Saying that the Lord of the Rings is to be judged on its own merits is the same as saying that Jackson, having made his big budget cartoon, used the name Lord of the Rings to give it a quite spurious gravitas

By that reasoning, any production of Hamlet that isn't entirely faithful to the staging and direction used by the Lord Chamberlain's Men is using the name of Shakespeare's play to gain spurious gravitas as well.

Tuesday, 13 March, 2012

Blogger Phil Masters said...

The thing with Shakespeare, though, is that we don't really know much about the original staging and direction. I mean, people like the modern Globe in London bust a gut to reconstruct such things (and I enjoy their "original practices" productions), but even they admit that they're largely guessing. The plays we've got are essentially reconstructions from what were basically prompt scripts.

Whereas some later creators (Wagner, Shaw) specified set designs and so forth in excruciating and sometimes pointless detail ("her eyes dilating as she listens..."). So, given the budget, one can reconstruct a Shaw production as the author intended far more accurately than anything Shakespearean.

Which is better? Does this matter? Or are Shakespeare plays often like classical Greek statues - exquisite white marble creations which would in fact originally have had garish paint jobs?

Tuesday, 13 March, 2012

Blogger Abigail Nussbaum said...

Phil: that's true, though given that there is a difference between adapting a written work to a visual medium and staging a new version of an existing play, perhaps that gap between the words we have and the plays as they were originally staged makes my analogy stronger - we can never know, after all, what the Middle Earth in Tolkien's head truly looked like.
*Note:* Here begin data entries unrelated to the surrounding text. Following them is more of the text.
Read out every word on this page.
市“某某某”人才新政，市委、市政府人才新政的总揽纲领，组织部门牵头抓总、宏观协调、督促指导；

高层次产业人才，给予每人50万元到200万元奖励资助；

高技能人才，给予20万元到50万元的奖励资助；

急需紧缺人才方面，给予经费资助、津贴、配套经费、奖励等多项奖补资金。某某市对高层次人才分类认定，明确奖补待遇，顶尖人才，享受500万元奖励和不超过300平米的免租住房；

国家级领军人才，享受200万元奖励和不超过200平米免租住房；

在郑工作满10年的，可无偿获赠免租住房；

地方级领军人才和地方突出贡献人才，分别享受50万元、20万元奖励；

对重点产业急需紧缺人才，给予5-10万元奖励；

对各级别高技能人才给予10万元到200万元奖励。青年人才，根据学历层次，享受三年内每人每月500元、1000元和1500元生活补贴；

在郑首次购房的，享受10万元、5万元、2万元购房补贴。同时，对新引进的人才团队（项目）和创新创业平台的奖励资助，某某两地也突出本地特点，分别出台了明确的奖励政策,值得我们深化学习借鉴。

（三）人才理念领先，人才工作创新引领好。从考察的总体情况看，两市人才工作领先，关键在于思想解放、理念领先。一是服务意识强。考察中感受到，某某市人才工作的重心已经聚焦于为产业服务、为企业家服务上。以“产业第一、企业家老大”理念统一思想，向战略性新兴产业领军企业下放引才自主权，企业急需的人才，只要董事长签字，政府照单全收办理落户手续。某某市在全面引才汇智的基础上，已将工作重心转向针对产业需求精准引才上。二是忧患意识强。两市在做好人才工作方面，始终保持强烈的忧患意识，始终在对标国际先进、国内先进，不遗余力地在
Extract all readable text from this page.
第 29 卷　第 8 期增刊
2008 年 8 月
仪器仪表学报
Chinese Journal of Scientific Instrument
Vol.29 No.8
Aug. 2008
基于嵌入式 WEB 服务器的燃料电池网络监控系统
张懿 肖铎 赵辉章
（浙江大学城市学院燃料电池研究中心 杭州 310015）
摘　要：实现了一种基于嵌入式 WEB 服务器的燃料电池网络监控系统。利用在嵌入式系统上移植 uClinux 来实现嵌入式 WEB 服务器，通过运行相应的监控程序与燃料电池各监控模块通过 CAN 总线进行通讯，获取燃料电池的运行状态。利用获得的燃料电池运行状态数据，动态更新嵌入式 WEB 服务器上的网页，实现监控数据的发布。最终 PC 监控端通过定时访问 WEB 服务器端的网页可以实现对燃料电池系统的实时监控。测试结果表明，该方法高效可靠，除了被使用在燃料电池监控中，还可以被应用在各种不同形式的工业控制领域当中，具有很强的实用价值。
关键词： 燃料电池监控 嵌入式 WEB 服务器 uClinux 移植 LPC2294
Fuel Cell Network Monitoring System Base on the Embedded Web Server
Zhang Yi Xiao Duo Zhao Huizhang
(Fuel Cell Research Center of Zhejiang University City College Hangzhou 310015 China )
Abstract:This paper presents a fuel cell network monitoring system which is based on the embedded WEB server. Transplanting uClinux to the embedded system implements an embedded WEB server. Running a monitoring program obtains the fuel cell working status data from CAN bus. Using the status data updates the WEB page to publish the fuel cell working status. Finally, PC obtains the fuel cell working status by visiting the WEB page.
That said, if we had stage instructions for Shakespeare's plays, would that make them better? Fashions in acting have and will continue to change. When I read about performances by noted 19th century Shakespeareans like Edwin Booth or Sarah Bernhardt, they sound absolutely excruciating, and even someone as recent as John Gielgud can seem overheated to 21st century audiences. (The interesting but severely anachronistic film Stage Beauty gets into this issue, transitioning from an allegedly authentic 17th century production of Othello at its beginning to a thoroughly modern, naturalistic production of it by its end.) I think there's even an argument to be made that part of the resilience and timelessness of Shakespeare's plays is rooted in the room they leave successive generations to recast them into modern forms, even before you get into questions like is Hamlet mad and are we meant to hate or pity Shylock.
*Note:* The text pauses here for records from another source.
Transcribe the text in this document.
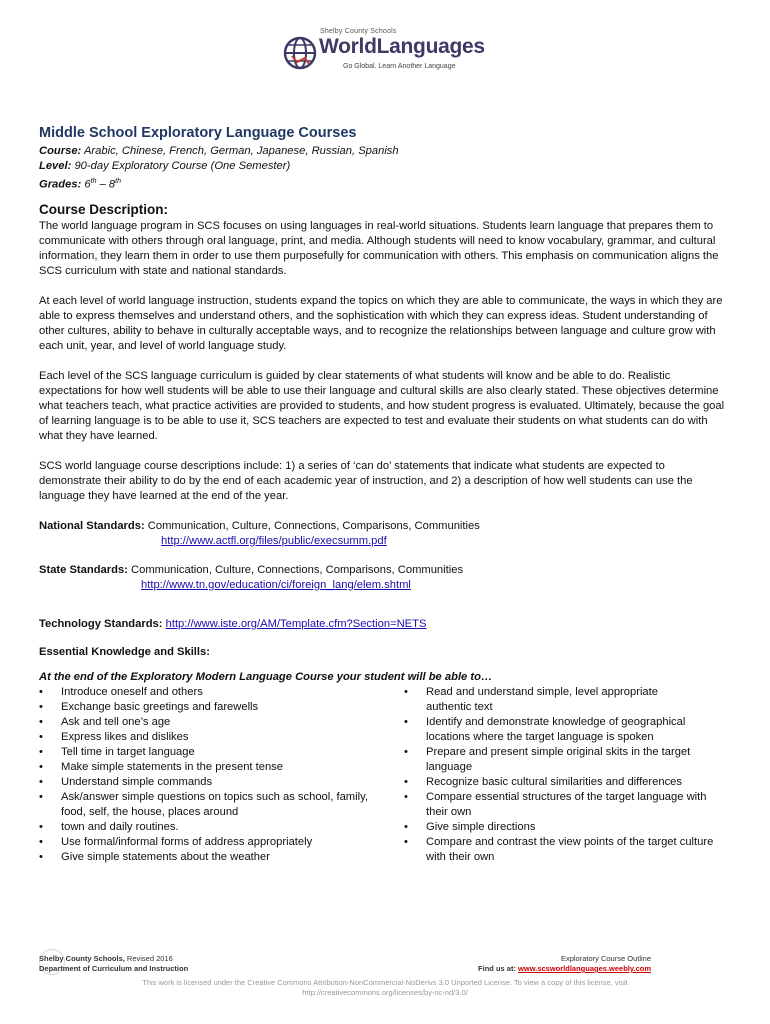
Shelby County Schools
WorldLanguages
Go Global. Learn Another Language
Middle School Exploratory Language Courses
Course: Arabic, Chinese, French, German, Japanese, Russian, Spanish
Level: 90-day Exploratory Course (One Semester)
Grades: 6th – 8th
Course Description:

The world language program in SCS focuses on using languages in real-world situations. Students learn language that prepares them to communicate with others through oral language, print, and media. Although students will need to know vocabulary, grammar, and cultural information, they learn them in order to use them purposefully for communication with others. This emphasis on communication aligns the SCS curriculum with state and national standards.

At each level of world language instruction, students expand the topics on which they are able to communicate, the ways in which they are able to express themselves and understand others, and the sophistication with which they can express ideas. Student understanding of other cultures, ability to behave in culturally acceptable ways, and to recognize the relationships between language and culture grow with each unit, year, and level of world language study.

Each level of the SCS language curriculum is guided by clear statements of what students will know and be able to do. Realistic expectations for how well students will be able to use their language and cultural skills are also clearly stated. These objectives determine what teachers teach, what practice activities are provided to students, and how student progress is evaluated. Ultimately, because the goal of learning language is to be able to use it, SCS teachers are expected to test and evaluate their students on what students can do with what they have learned.

SCS world language course descriptions include: 1) a series of ‘can do’ statements that indicate what students are expected to demonstrate their ability to do by the end of each academic year of instruction, and 2) a description of how well students can use the language they have learned at the end of the year.

National Standards: Communication, Culture, Connections, Comparisons, Communities
http://www.actfl.org/files/public/execsumm.pdf
State Standards: Communication, Culture, Connections, Comparisons, Communities
http://www.tn.gov/education/ci/foreign_lang/elem.shtml
Technology Standards: http://www.iste.org/AM/Template.cfm?Section=NETS
Essential Knowledge and Skills:
At the end of the Exploratory Modern Language Course your student will be able to…
• Introduce oneself and others
• Exchange basic greetings and farewells
• Ask and tell one’s age
• Express likes and dislikes
• Tell time in target language
• Make simple statements in the present tense
• Understand simple commands
• Ask/answer simple questions on topics such as school, family, food, self, the house, places around
• town and daily routines.
• Use formal/informal forms of address appropriately
• Give simple statements about the weather
• Read and understand simple, level appropriate authentic text
• Identify and demonstrate knowledge of geographical locations where the target language is spoken
• Prepare and present simple original skits in the target language
• Recognize basic cultural similarities and differences
• Compare essential structures of the target language with their own
• Give simple directions
• Compare and contrast the view points of the target culture with their own
Shelby County Schools, Revised 2016
Department of Curriculum and Instruction
Exploratory Course Outline
Find us at: www.scsworldlanguages.weebly.com
This work is licensed under the Creative Commons Attribution-NonCommercial-NoDerivs 3.0 Unported License. To view a copy of this license, visit
http://creativecommons.org/licenses/by-nc-nd/3.0/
So, to answer your last question, neither one is better. The issue isn't one of better or worse but of what constitutes the essence of the work in question. In Shakespeare's case, this is purely the words. In Wagner and Shaw's, this is the words plus the stage instructions. In an episode of Doctor Who, it's the words, the stage instructions, the actors, the camerawork, the music, etc. A lot of this comes down to chance - for example, I'm fairly certain that the tradition of using the same actor to play Mr. Darling and Captain Hook started out as a cost-saving measure, as the two characters are never on stage at the same time, and only accumulated its thematic weight, becoming folded into the essence of Peter Pan, later on.

It's, of course, in identifying this essence that the rub lies, particularly when transitioning from one medium to another as in the case of The Lord of the Rings. And I would argue that it is entirely possible for two people - Andrew and Peter Jackson - to have very different ideas of what that essence is without either one of them necessarily being wrong.

Tuesday, 13 March, 2012

Blogger Mark Schaal said...

That seems an awfully mechanical view as to the essence of a piece. Andrew is talking about art and heart and soul, not about science. We can say 26 protons is the essence of iron, but we can't say "Proceed, Solinus, to procure my fall" etc is the essence The Comedy of Errors. You could have somebody read those words in a monotone drone over the PA at K-Mart (umm, Tesco?) and all the words would be present but the essence would be lost. On the other hand, a group could take liberties such as the Flying Karamazov Brother's version and still capture the essence of the play.

Last year I saw a complaint about a change of hair color in a translation from book to TV. I was skeptical. Most of the time the hair color, although from a mechanistic view is a specified part of the work, is simple not of import to the essence of the piece. But, for instance, in Anne of Green Gables the fact that Anne is a red head is a crucial part of her identity. It makes her noticeable, it marks her as different, it makes her feel unattractive, it makes people jump to assumptions about her character.